CDU-Mann Gröhe lobt den grünen Parteichef

Der Parteichef, Sohn türkisch-muslimischer Eltern, hat sich zuvor klar gegen Muslime gestellt, die westliche Werte ablehnen oder bekämpfen. Zum islamistischen Terror sagte Özdemir: „Ich kann es auch nicht mehr hören, wenn der ein oder andere Islamvertreter quasi ritualisiert erklärt: ‚Das alles hat nichts mit dem Islam zu tun.‘“ Und: „Kein heiliges Buch steht über den Menschenrechten, kein heiliges Buch steht über der Verfassung der Bundesrepublik Deutschland.“

Trotz der schwarz-grünen Neuausrichtung bleiben die Grünen die Grünen. In der zugigen Messehalle von Halle in Sachsen-Anhalt sieht man kaum Männer in Anzügen. Redner wettern gegen die bösen Konzerne. Als es um Atommüll geht, sprechen vor allem Männer mit langen Haaren. Abends gibt es natürlich auch vegetarische Gerichte wie Chili sin Carne – also Chili ohne Fleisch. An einem Stand werden Smartphone-Hüllen mit Sonnenblumen drauf verkauft – für 25 Euro, weil die Hülle auch vor Strahlen schützt.

Eine Rednerin verdammt das Wort Flüchtlingskrise. In Wahrheit handele es sich um eine „Verwaltungskrise“ – als würden die Lokalpolitiker nicht alles tun, um Flüchtlinge unterzubringen. Wer mag, kann sich ein grünes T-Shirt mit der Aufschrift „Mein Fleisch ist mir nicht Wurst“ kaufen. Daneben hängt die Variante „I love Gemüse“.
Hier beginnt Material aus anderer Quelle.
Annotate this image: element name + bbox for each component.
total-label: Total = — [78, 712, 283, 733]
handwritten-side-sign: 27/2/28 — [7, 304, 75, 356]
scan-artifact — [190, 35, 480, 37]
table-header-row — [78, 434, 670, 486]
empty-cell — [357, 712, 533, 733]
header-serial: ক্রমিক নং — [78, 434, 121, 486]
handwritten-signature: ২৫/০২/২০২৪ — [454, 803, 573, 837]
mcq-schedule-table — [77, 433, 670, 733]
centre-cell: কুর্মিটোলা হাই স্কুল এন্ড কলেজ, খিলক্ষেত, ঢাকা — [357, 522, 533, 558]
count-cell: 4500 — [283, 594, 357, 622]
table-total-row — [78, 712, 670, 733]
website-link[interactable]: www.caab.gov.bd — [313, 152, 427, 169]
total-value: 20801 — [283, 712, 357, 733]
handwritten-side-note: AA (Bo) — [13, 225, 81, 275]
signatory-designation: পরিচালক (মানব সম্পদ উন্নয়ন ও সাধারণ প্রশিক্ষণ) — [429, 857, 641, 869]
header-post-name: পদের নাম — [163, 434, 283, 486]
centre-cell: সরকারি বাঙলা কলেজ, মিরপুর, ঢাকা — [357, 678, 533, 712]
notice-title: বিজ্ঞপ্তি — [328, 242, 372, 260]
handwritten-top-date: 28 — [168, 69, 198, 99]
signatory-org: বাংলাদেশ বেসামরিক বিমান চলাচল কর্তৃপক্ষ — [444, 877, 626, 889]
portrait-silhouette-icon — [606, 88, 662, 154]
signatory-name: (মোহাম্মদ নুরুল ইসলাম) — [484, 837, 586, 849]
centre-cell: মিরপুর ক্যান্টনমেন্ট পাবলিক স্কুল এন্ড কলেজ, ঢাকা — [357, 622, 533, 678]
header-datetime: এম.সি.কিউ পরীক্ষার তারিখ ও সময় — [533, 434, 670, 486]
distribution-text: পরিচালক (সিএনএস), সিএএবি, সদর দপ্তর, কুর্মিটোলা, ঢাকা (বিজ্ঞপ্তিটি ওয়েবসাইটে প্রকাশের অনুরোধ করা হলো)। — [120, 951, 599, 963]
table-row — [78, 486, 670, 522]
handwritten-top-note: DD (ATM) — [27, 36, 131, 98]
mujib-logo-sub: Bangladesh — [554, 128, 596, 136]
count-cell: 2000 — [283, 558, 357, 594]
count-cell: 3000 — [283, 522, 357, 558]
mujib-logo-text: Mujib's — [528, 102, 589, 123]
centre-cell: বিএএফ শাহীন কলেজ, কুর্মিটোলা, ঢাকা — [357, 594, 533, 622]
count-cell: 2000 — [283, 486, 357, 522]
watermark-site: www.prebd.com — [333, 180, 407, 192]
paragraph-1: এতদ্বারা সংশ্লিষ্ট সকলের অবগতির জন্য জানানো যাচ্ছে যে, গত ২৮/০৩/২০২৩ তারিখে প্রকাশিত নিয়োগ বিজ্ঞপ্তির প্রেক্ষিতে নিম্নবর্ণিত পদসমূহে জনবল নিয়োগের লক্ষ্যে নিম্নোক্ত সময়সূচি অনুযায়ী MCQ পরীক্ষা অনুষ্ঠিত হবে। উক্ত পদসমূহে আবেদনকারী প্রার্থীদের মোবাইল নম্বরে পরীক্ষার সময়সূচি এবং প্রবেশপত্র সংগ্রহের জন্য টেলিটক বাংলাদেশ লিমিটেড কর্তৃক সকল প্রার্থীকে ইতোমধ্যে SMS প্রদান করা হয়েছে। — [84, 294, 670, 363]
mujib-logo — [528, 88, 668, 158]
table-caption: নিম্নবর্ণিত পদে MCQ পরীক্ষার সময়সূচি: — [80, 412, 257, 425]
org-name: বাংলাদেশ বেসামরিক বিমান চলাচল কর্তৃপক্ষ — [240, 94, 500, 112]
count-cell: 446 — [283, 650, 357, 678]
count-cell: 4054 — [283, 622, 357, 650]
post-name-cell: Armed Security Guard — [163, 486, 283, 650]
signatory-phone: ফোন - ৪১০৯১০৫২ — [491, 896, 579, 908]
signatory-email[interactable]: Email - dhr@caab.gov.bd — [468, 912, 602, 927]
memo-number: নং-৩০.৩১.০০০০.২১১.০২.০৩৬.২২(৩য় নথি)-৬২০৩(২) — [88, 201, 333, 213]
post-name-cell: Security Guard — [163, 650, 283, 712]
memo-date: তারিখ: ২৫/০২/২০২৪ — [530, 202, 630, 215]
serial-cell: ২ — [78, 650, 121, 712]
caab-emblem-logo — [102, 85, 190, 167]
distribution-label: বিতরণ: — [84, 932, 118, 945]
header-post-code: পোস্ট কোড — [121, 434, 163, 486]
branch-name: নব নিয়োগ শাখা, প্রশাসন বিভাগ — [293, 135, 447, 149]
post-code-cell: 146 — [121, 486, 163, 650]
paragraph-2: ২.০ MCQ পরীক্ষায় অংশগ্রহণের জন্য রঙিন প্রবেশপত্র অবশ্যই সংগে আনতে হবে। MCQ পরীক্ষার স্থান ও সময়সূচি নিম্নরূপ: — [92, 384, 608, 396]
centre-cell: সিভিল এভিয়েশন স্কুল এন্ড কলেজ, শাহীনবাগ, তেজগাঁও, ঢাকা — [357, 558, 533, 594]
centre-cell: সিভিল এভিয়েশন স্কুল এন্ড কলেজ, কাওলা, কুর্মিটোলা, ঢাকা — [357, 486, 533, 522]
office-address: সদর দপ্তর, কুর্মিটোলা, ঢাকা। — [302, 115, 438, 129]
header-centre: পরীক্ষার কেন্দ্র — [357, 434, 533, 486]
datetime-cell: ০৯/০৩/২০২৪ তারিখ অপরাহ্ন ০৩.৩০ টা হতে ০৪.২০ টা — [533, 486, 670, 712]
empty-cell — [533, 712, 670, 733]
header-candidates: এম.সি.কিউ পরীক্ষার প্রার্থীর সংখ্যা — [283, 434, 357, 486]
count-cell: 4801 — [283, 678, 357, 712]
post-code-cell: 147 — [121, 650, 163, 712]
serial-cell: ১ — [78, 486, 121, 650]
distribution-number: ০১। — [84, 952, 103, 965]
Außer der schwarz-grünen Positionierung von Özdemir wird wenig von diesem Parteitag bleiben. Zwar heißt der Slogan des Treffens „Mit Mut im Bauch“. Doch diesen Mut vermissen manche Grüne. Sie bemängeln, dass wichtigen Debatten zu wenig Zeit eingeräumt wurde. So wurden die zentralen Themen dieser Wochen – der Terror von Paris und die Flüchtlingspolitik – am Freitagabend abgehandelt. Tagsüber wurde dann über Zeitpolitik diskutiert. Und beschlossen, dass das Elterngeld von 14 auf 24 Monate verlängert werden soll.
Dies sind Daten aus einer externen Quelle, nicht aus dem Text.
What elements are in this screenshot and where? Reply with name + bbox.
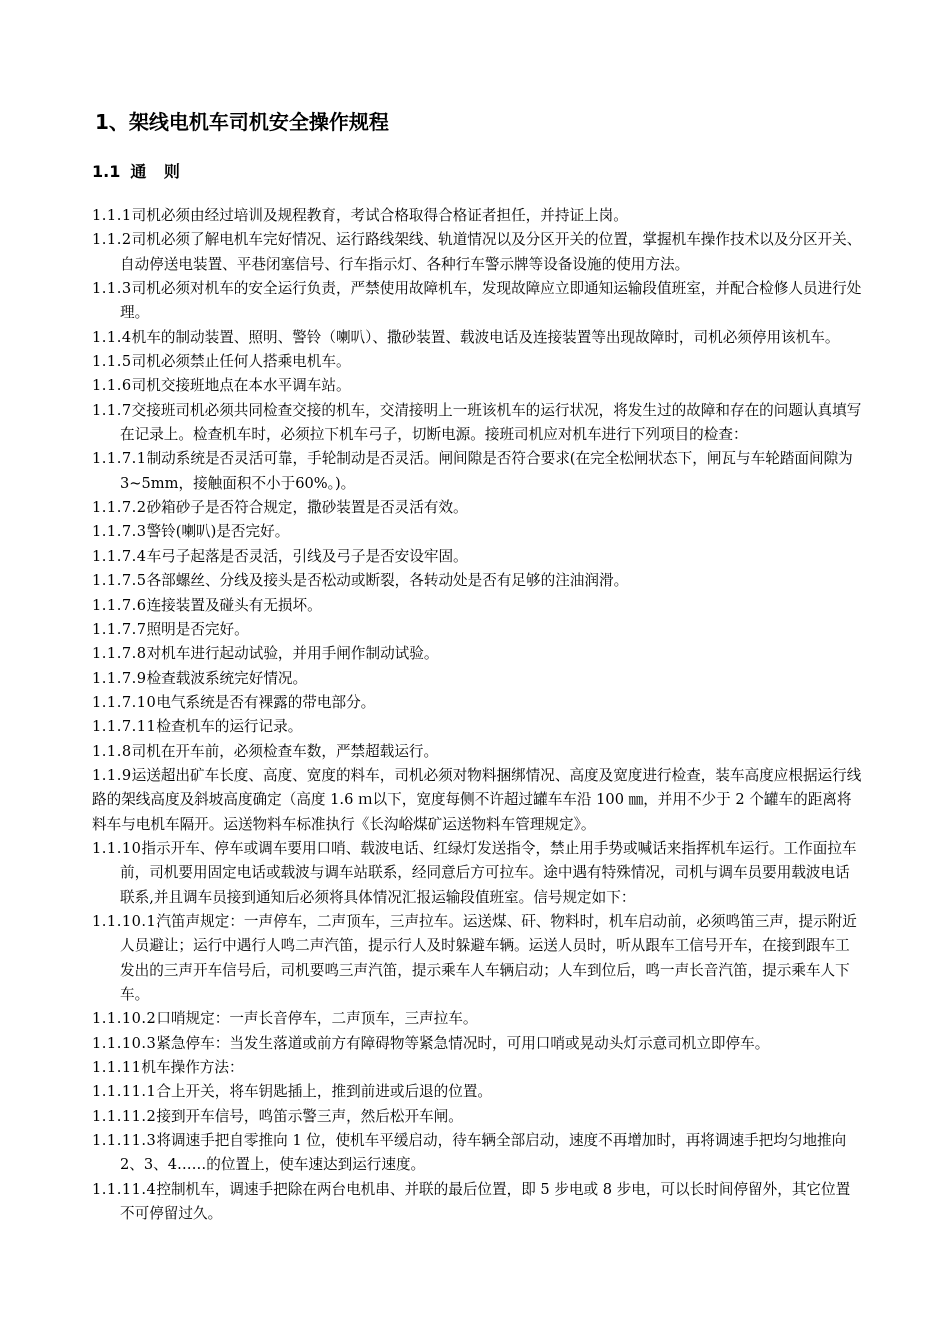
- clause-text: 司机必须由经过培训及规程教育，考试合格取得合格证者担任，并持证上岗。: [131, 207, 628, 224]
- clause-item: [92, 1056, 862, 1080]
- clause-text: 机车操作方法：: [141, 1059, 244, 1077]
- clause-text: 砂箱砂子是否符合规定，撒砂装置是否灵活有效。: [146, 499, 468, 517]
- clause-number: 1.1.10.3: [92, 1034, 157, 1052]
- clause-item: [92, 374, 862, 398]
- clause-text: 司机必须对机车的安全运行负责，严禁使用故障机车，发现故障应立即通知运输段值班室，并配合检修人员进行处理。: [120, 280, 862, 322]
- clause-text: 将调速手把自零推向 1 位，使机车平缓启动，待车辆全部启动，速度不再增加时，再将调速手把均匀地推向 2、3、4……的位置上，使车速达到运行速度。: [120, 1132, 847, 1174]
- clause-number: 1.1.8: [92, 742, 132, 760]
- clause-number: 1.1.2: [92, 231, 132, 249]
- clause-number: 1.1.11.2: [92, 1107, 157, 1125]
- clause-text: 检查载波系统完好情况。: [146, 669, 308, 687]
- clause-item: [92, 520, 862, 544]
- document-title: 1、架线电机车司机安全操作规程: [95, 110, 389, 134]
- section-number: 1.1: [92, 162, 121, 181]
- clause-text: 汽笛声规定：一声停车，二声顶车，三声拉车。运送煤、矸、物料时，机车启动前，必须鸣笛三声，提示附近人员避让；运行中遇行人鸣二声汽笛，提示行人及时躲避车辆。运送人员时，听从跟车工信号开车，在接到跟车工发出的三声开车信号后，司机要鸣三声汽笛，提示乘车人车辆启动；人车到位后，鸣一声长音汽笛，提示乘车人下车。: [120, 912, 857, 1003]
- clause-item: [92, 1007, 862, 1031]
- clause-number: 1.1.7.6: [92, 596, 147, 614]
- clause-item: [92, 326, 862, 350]
- clause-number: 1.1.10.1: [92, 912, 157, 930]
- clause-item: [92, 1129, 862, 1178]
- clause-number: 1.1.10: [92, 839, 142, 857]
- clause-text: 控制机车，调速手把除在两台电机串、并联的最后位置，即 5 步电或 8 步电，可以长时间停留外，其它位置不可停留过久。: [120, 1180, 851, 1223]
- clause-item: [92, 545, 862, 569]
- clause-item: [92, 618, 862, 642]
- clause-number: 1.1.7.5: [92, 572, 147, 590]
- clause-item: [92, 1080, 862, 1104]
- clause-item: [92, 594, 862, 618]
- clause-text: 紧急停车：当发生落道或前方有障碍物等紧急情况时，可用口哨或晃动头灯示意司机立即停车。: [156, 1034, 770, 1052]
- clause-item: [92, 740, 862, 764]
- clause-item: [92, 496, 862, 520]
- clause-text: 检查机车的运行记录。: [156, 718, 303, 736]
- clause-item: [92, 691, 862, 715]
- clause-text: 司机必须禁止任何人搭乘电机车。: [131, 353, 351, 371]
- clause-item: [92, 1032, 862, 1056]
- clause-number: 1.1.11: [92, 1059, 142, 1077]
- clause-number: 1.1.7.10: [92, 693, 157, 711]
- clause-text: 车弓子起落是否灵活，引线及弓子是否安设牢固。: [146, 547, 468, 565]
- clause-number: 1.1.7.2: [92, 499, 147, 517]
- clause-item: [92, 764, 862, 837]
- clause-item: [92, 569, 862, 593]
- clause-text: 电气系统是否有裸露的带电部分。: [156, 693, 376, 711]
- clause-text: 交接班司机必须共同检查交接的机车，交清接明上一班该机车的运行状况，将发生过的故障和存在的问题认真填写在记录上。检查机车时，必须拉下机车弓子，切断电源。接班司机应对机车进行下列项目的检查：: [120, 401, 862, 444]
- clause-item: [92, 447, 862, 496]
- clause-number: 1.1.4: [92, 328, 132, 346]
- clause-item: [92, 910, 862, 1007]
- clause-text: 警铃(喇叭)是否完好。: [146, 523, 290, 541]
- clause-list: [92, 204, 862, 1226]
- clause-text: 对机车进行起动试验，并用手闸作制动试验。: [146, 645, 439, 663]
- clause-number: 1.1.9: [92, 766, 132, 784]
- clause-text: 口哨规定：一声长音停车，二声顶车，三声拉车。: [156, 1010, 478, 1028]
- clause-item: [92, 204, 862, 228]
- clause-number: 1.1.5: [92, 353, 132, 371]
- clause-number: 1.1.7.11: [92, 718, 157, 736]
- clause-number: 1.1.11.1: [92, 1083, 157, 1101]
- clause-number: 1.1.11.4: [92, 1180, 157, 1198]
- section-heading: [92, 160, 186, 184]
- clause-text: 制动系统是否灵活可靠，手轮制动是否灵活。闸间隙是否符合要求(在完全松闸状态下，闸瓦与车轮踏面间隙为3~5mm，接触面积不小于60%。)。: [120, 450, 853, 492]
- clause-item: [92, 715, 862, 739]
- clause-number: 1.1.7.8: [92, 645, 147, 663]
- clause-number: 1.1.3: [92, 280, 132, 298]
- clause-number: 1.1.6: [92, 377, 132, 395]
- clause-text: 合上开关，将车钥匙插上，推到前进或后退的位置。: [156, 1083, 493, 1101]
- clause-text: 各部螺丝、分线及接头是否松动或断裂，各转动处是否有足够的注油润滑。: [146, 572, 629, 590]
- clause-text: 照明是否完好。: [146, 620, 249, 638]
- clause-number: 1.1.7.9: [92, 669, 147, 687]
- clause-text: 司机在开车前，必须检查车数，严禁超载运行。: [131, 742, 439, 760]
- clause-text: 司机必须了解电机车完好情况、运行路线架线、轨道情况以及分区开关的位置，掌握机车操作技术以及分区开关、自动停送电装置、平巷闭塞信号、行车指示灯、各种行车警示牌等设备设施的使用方法。: [120, 231, 862, 273]
- clause-number: 1.1.7.3: [92, 523, 147, 541]
- clause-item: [92, 350, 862, 374]
- clause-number: 1.1.7: [92, 401, 132, 419]
- clause-number: 1.1.1: [92, 207, 132, 224]
- clause-number: 1.1.7.7: [92, 620, 147, 638]
- clause-text: 运送超出矿车长度、高度、宽度的料车，司机必须对物料捆绑情况、高度及宽度进行检查，装车高度应根据运行线路的架线高度及斜坡高度确定（高度 1.6 ｍ以下，宽度每侧不许超过罐车车沿 100 ㎜，并用不少于 2 个罐车的距离将料车与电机车隔开。运送物料车标准执行《长沟峪煤矿运送物料车管理规定》。: [92, 766, 862, 833]
- clause-number: 1.1.7.4: [92, 547, 147, 565]
- clause-text: 连接装置及碰头有无损坏。: [146, 596, 322, 614]
- section-title: 通 则: [130, 162, 186, 181]
- clause-item: [92, 1178, 862, 1227]
- clause-item: [92, 1105, 862, 1129]
- clause-text: 司机交接班地点在本水平调车站。: [131, 377, 351, 395]
- clause-item: [92, 837, 862, 910]
- clause-item: [92, 642, 862, 666]
- clause-text: 指示开车、停车或调车要用口哨、载波电话、红绿灯发送指令，禁止用手势或喊话来指挥机车运行。工作面拉车前，司机要用固定电话或载波与调车站联系，经同意后方可拉车。途中遇有特殊情况，司机与调车员要用载波电话联系,并且调车员接到通知后必须将具体情况汇报运输段值班室。信号规定如下：: [120, 839, 857, 906]
- clause-item: [92, 277, 862, 326]
- clause-number: 1.1.10.2: [92, 1010, 157, 1028]
- clause-item: [92, 667, 862, 691]
- clause-number: 1.1.11.3: [92, 1132, 157, 1150]
- clause-number: 1.1.7.1: [92, 450, 147, 468]
- clause-item: [92, 228, 862, 277]
- clause-item: [92, 399, 862, 448]
- clause-text: 机车的制动装置、照明、警铃（喇叭）、撒砂装置、载波电话及连接装置等出现故障时，司机必须停用该机车。: [131, 328, 840, 346]
- clause-text: 接到开车信号，鸣笛示警三声，然后松开车闸。: [156, 1107, 463, 1125]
Vor dem Parteitag wurde in den Medien vor allem über ein grünes Anliegen berichtet: den Gender-Star: So soll es künftig Student*innen heißen – statt StudentInnen. Wer Vorurteile gegen die Öko-Partei hat, fühlt sich bei solchen Schlagzeilen bestätigt.

Unklar ist weiterhin, wie sich die Partei für den Bundestagswahlkampf aufstellen wird. Bisher haben sich drei Grüne gemeldet, die Spitzenkandidat werden wollen: Fraktionschef Anton Hofreiter, der schleswig-holsteinische Umweltminister Robert Habeck und Fraktionschefin Katrin Göring-Eckardt. Ob Özdemir und Peter antreten, steht noch nicht fest. Wer Spitzenkandidat wird, soll in einem Mitgliedervotum Ende 2016/Anfang 2017 geklärt werden.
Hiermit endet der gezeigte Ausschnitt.